Others say artificial sweeteners increase your appetite, especially your craving for sweets, making bacon-maple donuts harder to resist. So instead of making us thinner, artificial sweeteners might actually make us fatter. We think the Diet Coke leaves room for the bacon double cheeseburger. To be fair, other studies that show artificial sweeteners can help you lose weight by helping you reduce calories.
(Splenda has not saved me from being obese. I have a body mass index around 34. The truth hurts.)
Others say the good bacteria in the digestive tract don’t get along well with sucralose, which is thought to reduce their numbers by half. Those bacteria are critical for good health. The studies pointing in this direction, however, have only included mice.
Likewise, the studies that claimed sucralose damaged DNA were performed in petri dishes. Cause for further research, perhaps, but hardly conclusive.

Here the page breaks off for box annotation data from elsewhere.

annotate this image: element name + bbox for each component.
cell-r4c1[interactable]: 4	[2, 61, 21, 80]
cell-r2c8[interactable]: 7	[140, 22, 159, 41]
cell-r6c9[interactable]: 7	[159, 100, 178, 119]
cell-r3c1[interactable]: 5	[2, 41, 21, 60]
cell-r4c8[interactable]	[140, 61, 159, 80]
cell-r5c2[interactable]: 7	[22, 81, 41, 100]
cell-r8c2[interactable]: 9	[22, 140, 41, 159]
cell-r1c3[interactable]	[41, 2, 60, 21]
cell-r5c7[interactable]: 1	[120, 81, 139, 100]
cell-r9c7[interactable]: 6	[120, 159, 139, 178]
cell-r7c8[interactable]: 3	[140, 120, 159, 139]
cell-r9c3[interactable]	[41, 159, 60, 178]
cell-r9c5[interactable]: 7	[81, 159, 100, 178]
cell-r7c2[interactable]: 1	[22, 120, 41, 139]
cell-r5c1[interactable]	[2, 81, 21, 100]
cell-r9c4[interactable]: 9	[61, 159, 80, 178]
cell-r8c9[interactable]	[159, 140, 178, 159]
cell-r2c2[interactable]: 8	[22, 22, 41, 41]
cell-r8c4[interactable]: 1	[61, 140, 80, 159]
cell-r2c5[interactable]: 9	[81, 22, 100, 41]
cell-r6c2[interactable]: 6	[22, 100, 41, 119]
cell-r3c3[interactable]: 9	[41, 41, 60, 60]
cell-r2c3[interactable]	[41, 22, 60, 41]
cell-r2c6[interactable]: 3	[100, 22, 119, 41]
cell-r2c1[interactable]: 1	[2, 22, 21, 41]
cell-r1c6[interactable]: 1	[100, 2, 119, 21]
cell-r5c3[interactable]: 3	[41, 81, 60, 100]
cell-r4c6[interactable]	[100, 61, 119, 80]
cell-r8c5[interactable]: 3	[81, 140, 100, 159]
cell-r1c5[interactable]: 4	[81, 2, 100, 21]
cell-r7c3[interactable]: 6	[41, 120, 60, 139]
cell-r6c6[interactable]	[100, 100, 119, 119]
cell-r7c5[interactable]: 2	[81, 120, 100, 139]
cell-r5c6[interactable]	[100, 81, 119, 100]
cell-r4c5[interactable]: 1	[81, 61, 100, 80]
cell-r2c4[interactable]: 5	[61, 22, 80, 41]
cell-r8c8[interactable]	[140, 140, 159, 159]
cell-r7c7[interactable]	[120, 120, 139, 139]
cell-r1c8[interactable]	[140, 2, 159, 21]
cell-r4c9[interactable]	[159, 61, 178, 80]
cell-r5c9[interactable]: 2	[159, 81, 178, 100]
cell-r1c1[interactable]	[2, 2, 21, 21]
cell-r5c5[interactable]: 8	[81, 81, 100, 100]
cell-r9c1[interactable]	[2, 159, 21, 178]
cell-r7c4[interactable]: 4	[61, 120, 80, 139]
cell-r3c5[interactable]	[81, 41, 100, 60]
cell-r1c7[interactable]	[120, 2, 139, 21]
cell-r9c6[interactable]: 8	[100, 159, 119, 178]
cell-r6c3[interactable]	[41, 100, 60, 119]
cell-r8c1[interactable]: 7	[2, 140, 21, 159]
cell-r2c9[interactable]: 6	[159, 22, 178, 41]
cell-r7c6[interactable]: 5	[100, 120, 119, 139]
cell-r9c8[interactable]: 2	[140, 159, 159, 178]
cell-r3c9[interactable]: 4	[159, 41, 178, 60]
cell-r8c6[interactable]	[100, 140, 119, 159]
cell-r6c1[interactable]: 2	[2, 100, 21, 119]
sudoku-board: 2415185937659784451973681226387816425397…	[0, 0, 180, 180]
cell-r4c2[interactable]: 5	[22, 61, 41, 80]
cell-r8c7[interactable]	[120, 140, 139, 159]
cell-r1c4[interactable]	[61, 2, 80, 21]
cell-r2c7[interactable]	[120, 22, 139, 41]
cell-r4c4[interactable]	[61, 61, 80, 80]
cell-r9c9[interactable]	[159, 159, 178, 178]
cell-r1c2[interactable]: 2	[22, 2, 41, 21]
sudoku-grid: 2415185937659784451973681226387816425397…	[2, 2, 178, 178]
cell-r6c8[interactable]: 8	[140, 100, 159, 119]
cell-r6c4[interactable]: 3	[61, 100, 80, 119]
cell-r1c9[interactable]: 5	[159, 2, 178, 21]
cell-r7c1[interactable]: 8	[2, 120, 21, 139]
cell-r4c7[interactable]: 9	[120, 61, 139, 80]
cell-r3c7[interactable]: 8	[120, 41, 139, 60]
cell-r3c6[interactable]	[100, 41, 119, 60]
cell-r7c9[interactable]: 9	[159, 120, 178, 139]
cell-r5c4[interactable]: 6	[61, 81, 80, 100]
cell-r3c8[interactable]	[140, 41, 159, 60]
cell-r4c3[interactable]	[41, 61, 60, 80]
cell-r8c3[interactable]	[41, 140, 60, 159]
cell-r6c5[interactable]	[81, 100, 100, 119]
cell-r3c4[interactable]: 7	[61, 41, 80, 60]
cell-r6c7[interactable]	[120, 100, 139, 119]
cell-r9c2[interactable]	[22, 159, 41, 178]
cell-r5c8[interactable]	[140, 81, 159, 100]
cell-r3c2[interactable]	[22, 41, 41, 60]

Still more studies suggest sucralose can cause inflammation, which again is the cause of lots of health problems.
Still others are concerned that the sturdy chemical is making it through sewage treatment processes and into the water, where it may accumulate over time and cause unknown problems. Reverse osmosis (RO) filter systems usually don’t catch it.
Perhaps the best you can say is that we’ve come a long way from the days when Roman elites sweetened their wine with a syrup made by boiling down grape juice in pots lined with lead. The lead leached into the syrup. When the syrup was added to wine, it reacted with the acid in the wine to create lead acetate, which is nice and sweet and deadly.
The Official Stance
About 80 of the 195 countries in the world allow sucralose to be used in food products.
In the U.S., the FDA says it’s safe to eat 5 milligrams of sucralose per kilogram of body weight each day. For a 170-pound person (77 kilograms), that’s an Acceptable Daily Intake (ADI) of 32.08 packets a day.
Note to self: If I’m drinking a whole pitcher of Kool-Aid a day (I’m not) and three packets in my coffee, that’s still “only” 18 packets.
The European Food Safety Authority sets the Acceptable Daily Intake (ADI) three times higher, or 15 milligrams per kilogram of body weight per day. So the same 77 kilogram person could eat about 96 packets a day if they were in Europe.
They must like their Kool-Aid sweeter in the EU.
* Chemistry is amazing. Recall that when you put two gases together — hydrogen and oxygen — they make water. Strike a match in a room full of two parts hydrogen gas and one part oxygen gas and you’ll blow yourself to kingdom come.